The area of the rhombus is 48 cm2. Find the area of a quadrilateral whose vertices are the midpoints of the sides of this rhombus.

Let ABCD be the given rhombus, points E, P, K and H – the midpoints of the sides AB, BC, CD and AD, respectively.

Consider triangle ABC: point E is the middle of AB, point P is the middle of BC, which means that EP is the middle line of triangle ABC, EP is parallel to AC and equal to half of it: EP = 1/2 AC, hence AC = 2 * EP.

Similarly, we prove that NC is the midline of the ACD triangle, EH is the midline of the ABD triangle (EH = 1/2 BD, BD = 2 * EH), RK is the midline of the BCD triangle.

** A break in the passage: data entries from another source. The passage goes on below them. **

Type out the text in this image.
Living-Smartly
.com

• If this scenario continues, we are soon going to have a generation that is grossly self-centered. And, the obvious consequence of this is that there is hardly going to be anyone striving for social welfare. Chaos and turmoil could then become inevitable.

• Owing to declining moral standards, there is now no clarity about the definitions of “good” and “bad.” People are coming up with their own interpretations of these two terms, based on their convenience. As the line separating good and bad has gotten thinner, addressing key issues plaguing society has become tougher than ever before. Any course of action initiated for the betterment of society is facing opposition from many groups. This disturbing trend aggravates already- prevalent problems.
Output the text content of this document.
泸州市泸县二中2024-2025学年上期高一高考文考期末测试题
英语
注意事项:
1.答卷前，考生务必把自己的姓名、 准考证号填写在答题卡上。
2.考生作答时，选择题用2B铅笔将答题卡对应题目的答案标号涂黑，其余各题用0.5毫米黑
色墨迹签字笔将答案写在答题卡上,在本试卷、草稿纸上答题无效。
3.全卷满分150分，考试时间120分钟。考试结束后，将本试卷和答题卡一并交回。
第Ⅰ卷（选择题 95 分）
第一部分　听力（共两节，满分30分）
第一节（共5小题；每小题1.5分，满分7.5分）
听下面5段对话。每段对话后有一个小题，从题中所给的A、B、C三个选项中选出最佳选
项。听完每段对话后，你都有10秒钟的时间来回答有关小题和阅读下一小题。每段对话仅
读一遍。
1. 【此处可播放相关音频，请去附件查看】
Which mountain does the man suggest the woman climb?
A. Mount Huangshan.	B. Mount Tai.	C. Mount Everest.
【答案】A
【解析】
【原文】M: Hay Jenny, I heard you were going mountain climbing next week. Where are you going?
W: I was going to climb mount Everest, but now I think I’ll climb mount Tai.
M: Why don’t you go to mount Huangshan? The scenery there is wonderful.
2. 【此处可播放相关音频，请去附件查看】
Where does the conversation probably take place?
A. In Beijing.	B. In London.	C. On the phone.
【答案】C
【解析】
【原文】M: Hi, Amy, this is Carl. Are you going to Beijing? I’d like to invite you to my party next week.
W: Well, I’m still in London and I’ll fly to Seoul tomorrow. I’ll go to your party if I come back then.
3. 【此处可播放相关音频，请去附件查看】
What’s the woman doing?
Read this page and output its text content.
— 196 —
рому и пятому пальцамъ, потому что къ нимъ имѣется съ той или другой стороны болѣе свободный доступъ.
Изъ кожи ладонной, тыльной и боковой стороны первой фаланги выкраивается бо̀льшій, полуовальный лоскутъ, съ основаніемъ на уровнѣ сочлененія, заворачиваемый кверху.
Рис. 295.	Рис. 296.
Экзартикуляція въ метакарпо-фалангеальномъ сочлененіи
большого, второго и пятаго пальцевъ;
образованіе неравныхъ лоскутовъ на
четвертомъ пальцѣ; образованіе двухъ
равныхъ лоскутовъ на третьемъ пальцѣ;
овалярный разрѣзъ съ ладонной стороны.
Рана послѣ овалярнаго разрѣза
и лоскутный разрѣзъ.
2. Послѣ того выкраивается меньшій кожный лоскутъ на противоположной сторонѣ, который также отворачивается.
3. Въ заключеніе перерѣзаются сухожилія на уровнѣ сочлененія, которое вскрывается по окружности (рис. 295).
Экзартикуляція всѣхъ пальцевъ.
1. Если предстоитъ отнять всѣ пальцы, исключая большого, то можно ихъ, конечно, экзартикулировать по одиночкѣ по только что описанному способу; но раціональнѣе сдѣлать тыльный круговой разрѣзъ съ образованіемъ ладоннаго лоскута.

Since EP and NC are parallel to AC, and EH and RK are parallel to BD, and AC is perpendicular to BD, it means that the ERNK quadrangle is a rectangle, its area is equal to Spr = EP * EH.

Since the area of ​​the rhombus is half the product of the diagonals, Sp = 1/2 * AC * BD (Sp = 48 cm², AC = 2 * EP, BD = 2 * EH), we get the equation:

48 = 1/2 * 2 * EP * 2 * EH;

48 = 2 * EP * EH.

EP * EN = 48: 2 = 24.

Answer: the area of ​​the quadrangle is 24 cm².